After all the sturm and drang of Friday’s Olympic village doom announcement, it was rather a relief yesterday to go to the opening of the new Kensington library branch at Kingsway and Knight yesterday.
For those of you who don’t remember the history (playing my Grandma “now gather round, children, and I’ll tell you a story” role), this library branch only came to be because the local residents banded together and fought for it. The site where it exists was once a Safeway store, which sat empty for years because Safeway had a covenant not allowing another grocery store and a couple of developers made proposals for some run-of-the-mill low-end housing there.
But the neighbourhood, which included not-yet city councillor Anne Roberts among many others, kept insisting that the site get a development that would provide something for the community. They managed to drive off the ho-hum development proposals and eventually worked out an agreement with Aquilini, the current developer, for something that included a library on site. It took 10 years in all.
It’s still seen as one of the most successful city-neighbourhood-developer negotiations in the city, one where the local neighbourhood ended up supporting the development instead of what has so often been the case of local residents bitterly unhappy about what they feel is massive densification being shoved down their throats. And this is a big development for them to have accepted. (For those of you who can’t quite place it, it’s that massive set of towers on Kingsway that looks like some kind of giant brick spaceship dropped in from New York or outer space amid the Vietnamese pho shops, mini-malls, car-repair places, and modest 1940s-era single-family homes all around. It’s also got this interesting grand archway on Kingsway, through which you see an interior courtyard and the entrance to the library, which I quite like.)
Okay, history lesson over. So whacks of people turned out yesterday for a very heartfelt celebration of the opening of the 7,500-square-foot library, which replaces the one that had existed for 28 years previously in a couple of storefronts across the road. The branch had people lined up to get in the first day and it’s been getting an average of 500 visits a day since it opened Dec. 16.
Mayor Gregor Robertson showed up to do the official opening and he proved once again that, whatever negative coverage he might generate in future years because of decisions he makes, he is what all of our mothers would call a Very Nice Young Man. When branch librarian Yokiko Tosa, who is about a foot short than anyone else present, stepped up to the mike to say thanks, Gregor was the one who jumped forward to adjust the mike down for her.

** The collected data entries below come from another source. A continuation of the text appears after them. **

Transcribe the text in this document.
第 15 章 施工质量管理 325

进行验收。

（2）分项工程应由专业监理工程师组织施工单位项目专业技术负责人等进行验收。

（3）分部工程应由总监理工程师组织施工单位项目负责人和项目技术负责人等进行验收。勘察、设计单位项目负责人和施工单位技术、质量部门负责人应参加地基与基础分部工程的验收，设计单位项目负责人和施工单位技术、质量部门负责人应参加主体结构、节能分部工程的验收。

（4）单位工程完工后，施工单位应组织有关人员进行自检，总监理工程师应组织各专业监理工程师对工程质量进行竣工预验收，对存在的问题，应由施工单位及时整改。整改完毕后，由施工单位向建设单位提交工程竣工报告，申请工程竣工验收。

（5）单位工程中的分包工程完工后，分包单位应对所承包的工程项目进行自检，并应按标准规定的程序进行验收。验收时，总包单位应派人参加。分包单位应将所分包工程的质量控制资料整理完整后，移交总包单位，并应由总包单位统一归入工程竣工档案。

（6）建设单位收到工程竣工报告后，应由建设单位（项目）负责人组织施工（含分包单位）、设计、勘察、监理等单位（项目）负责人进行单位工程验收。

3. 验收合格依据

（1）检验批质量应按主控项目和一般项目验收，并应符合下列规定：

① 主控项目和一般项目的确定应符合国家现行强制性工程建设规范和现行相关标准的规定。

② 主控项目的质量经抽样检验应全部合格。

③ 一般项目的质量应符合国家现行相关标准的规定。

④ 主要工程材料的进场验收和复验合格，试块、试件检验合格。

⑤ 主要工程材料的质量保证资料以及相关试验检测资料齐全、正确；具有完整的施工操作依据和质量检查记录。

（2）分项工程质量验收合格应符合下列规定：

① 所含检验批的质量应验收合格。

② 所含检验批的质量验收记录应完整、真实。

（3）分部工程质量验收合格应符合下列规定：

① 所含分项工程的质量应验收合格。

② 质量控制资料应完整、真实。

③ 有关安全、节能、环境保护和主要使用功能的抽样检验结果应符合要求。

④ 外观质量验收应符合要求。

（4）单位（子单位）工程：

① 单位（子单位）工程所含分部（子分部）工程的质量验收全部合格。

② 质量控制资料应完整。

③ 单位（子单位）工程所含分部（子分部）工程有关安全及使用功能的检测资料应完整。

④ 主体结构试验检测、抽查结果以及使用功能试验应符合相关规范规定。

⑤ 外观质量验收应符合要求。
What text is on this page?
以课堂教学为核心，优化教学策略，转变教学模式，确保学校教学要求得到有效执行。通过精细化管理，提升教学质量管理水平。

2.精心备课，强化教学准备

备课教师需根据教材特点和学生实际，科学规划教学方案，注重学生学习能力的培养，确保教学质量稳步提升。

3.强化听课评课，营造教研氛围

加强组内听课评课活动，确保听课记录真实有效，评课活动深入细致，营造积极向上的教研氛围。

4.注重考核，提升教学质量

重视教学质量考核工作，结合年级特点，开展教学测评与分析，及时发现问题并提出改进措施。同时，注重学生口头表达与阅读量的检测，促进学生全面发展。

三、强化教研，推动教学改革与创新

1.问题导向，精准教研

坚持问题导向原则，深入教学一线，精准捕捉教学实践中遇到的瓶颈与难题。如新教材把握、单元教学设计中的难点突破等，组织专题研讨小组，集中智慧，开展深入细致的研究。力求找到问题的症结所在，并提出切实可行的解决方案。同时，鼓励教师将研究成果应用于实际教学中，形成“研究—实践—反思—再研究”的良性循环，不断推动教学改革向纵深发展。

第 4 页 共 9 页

He himself acknowledged that he was a “Johnny come lately” piggy-backing on the work of previous councils, as he got to do the honours of opening the library And he hung around afterwards, so that every Vietnamese family who wanted a picture of him with their daughters in the little performance group of same could get that picture.

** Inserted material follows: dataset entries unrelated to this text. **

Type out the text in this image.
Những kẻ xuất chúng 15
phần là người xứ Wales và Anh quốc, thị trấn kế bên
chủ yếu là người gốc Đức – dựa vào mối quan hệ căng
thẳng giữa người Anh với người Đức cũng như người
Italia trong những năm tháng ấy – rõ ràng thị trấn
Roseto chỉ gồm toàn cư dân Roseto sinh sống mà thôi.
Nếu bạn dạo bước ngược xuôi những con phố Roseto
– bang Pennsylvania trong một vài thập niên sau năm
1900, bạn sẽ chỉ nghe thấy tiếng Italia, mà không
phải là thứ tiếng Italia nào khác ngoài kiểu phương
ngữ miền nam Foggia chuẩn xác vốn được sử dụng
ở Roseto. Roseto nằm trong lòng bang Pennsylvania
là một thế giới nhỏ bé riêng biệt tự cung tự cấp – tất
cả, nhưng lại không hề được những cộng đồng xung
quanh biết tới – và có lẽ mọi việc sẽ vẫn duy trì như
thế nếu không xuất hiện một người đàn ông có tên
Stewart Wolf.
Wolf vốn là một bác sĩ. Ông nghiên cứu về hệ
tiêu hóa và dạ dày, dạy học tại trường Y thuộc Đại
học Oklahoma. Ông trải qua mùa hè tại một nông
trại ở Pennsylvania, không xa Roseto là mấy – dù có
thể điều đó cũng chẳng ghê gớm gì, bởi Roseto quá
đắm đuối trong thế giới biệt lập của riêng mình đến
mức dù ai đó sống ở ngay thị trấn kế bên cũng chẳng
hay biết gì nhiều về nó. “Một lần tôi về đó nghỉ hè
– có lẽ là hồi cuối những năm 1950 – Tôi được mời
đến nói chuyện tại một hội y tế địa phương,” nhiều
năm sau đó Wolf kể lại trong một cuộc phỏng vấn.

Lots of gracious speeches surrounding that, from long-time library board member John Buckberrough (“what a long road it’s been”), architect Keith Hemphill, board chair Joan Anderson, and the city’s public-art co-ordinator Bryan Newsom, who gave some context to the very interesting sculptures that sit in the courtyard outside the library.

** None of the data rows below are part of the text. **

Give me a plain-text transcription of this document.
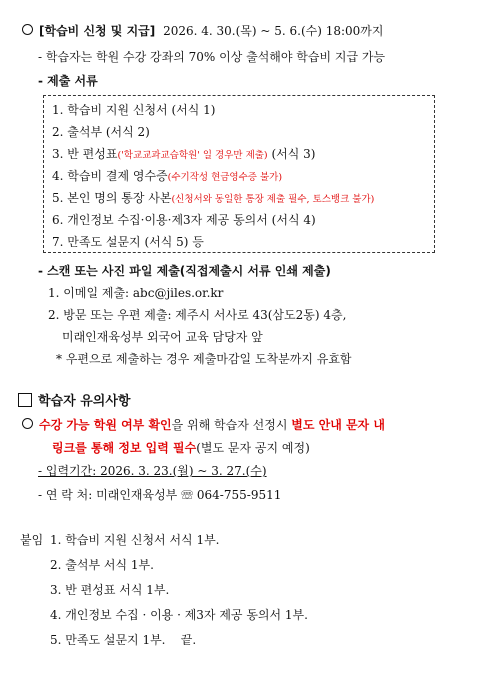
[학습비 신청 및 지급] 2026. 4. 30.(목) ~ 5. 6.(수) 18:00까지
- 학습자는 학원 수강 강좌의 70% 이상 출석해야 학습비 지급 가능
- 제출 서류
1. 학습비 지원 신청서 (서식 1)
2. 출석부 (서식 2)
3. 반 편성표('학교교과교습학원' 일 경우만 제출) (서식 3)
4. 학습비 결제 영수증(수기작성 현금영수증 불가)
5. 본인 명의 통장 사본(신청서와 동일한 통장 제출 필수, 토스뱅크 불가)
6. 개인정보 수집·이용·제3자 제공 동의서 (서식 4)
7. 만족도 설문지 (서식 5) 등
- 스캔 또는 사진 파일 제출(직접제출시 서류 인쇄 제출)
1. 이메일 제출: abc@jiles.or.kr
2. 방문 또는 우편 제출: 제주시 서사로 43(삼도2동) 4층,
미래인재육성부 외국어 교육 담당자 앞
* 우편으로 제출하는 경우 제출마감일 도착분까지 유효함
학습자 유의사항
수강 가능 학원 여부 확인을 위해 학습자 선정시 별도 안내 문자 내
링크를 통해 정보 입력 필수(별도 문자 공지 예정)
- 입력기간: 2026. 3. 23.(월) ~ 3. 27.(수)
- 연 락 처: 미래인재육성부 ☏ 064-755-9511
붙임 1. 학습비 지원 신청서 서식 1부.
2. 출석부 서식 1부.
3. 반 편성표 서식 1부.
4. 개인정보 수집 · 이용 · 제3자 제공 동의서 1부.
5. 만족도 설문지 1부.    끝.
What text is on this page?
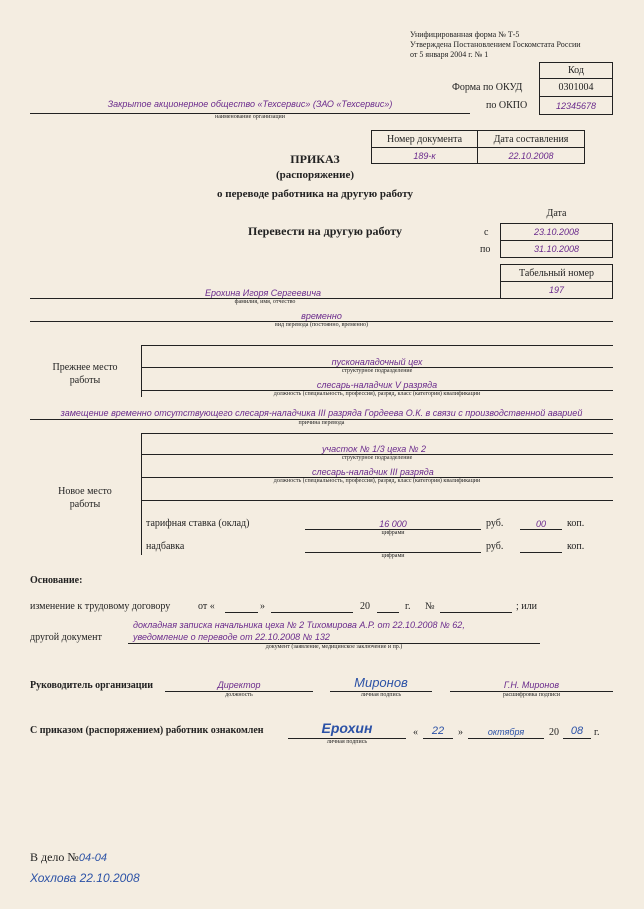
Унифицированная форма № Т-5
Утверждена Постановлением Госкомстата России
от 5 января 2004 г. № 1
Код
0301004
12345678
Форма по ОКУД
по ОКПО
Закрытое акционерное общество «Техсервис» (ЗАО «Техсервис»)
наименование организации
Номер документа	Дата составления
189-к	22.10.2008
ПРИКАЗ
(распоряжение)
о переводе работника на другую работу
Дата
Перевести на другую работу	с	23.10.2008
по	31.10.2008
Табельный номер
197
Ерохина Игоря Сергеевича
фамилия, имя, отчество
временно
вид перевода (постоянно, временно)
Прежнее место
работы
пусконаладочный цех
структурное подразделение
слесарь-наладчик V разряда
должность (специальность, профессия), разряд, класс (категория) квалификации
замещение временно отсутствующего слесаря-наладчика III разряда Гордеева О.К. в связи с производственной аварией
причина перевода
Новое место
работы
участок № 1/3 цеха № 2
структурное подразделение
слесарь-наладчик III разряда
должность (специальность, профессия), разряд, класс (категория) квалификации
тарифная ставка (оклад)	16 000
цифрами
руб.	00	коп.
надбавка
цифрами
руб.	коп.
Основание:
изменение к трудовому договору	от «	»	20	г. №	; или
другой документ
докладная записка начальника цеха № 2 Тихомирова А.Р. от 22.10.2008 № 62,
уведомление о переводе от 22.10.2008 № 132
документ (заявление, медицинское заключение и пр.)
Руководитель организации	Директор
должность
Миронов
личная подпись
Г.Н. Миронов
расшифровка подписи
С приказом (распоряжением) работник ознакомлен	Ерохин
личная подпись
«	22	»	октября	20	08	г.
В дело №04-04
Хохлова 22.10.2008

“This is not artwork that panders,” said Newsom. “This is not Louie, Dewey and Huey. We’re confounded by it and we should be.”
The sculptures include a fierce-looking condor, poised on the ledge just outside a second-floor condo, some wicked looking three-toed sloths hanging around the archway, and others. For a more complete description, read Kevin Griffin’s description here in the Vancouver Sun.
I didn’t get the details on what the new library cost, but I understand it’s less than a billion dollars.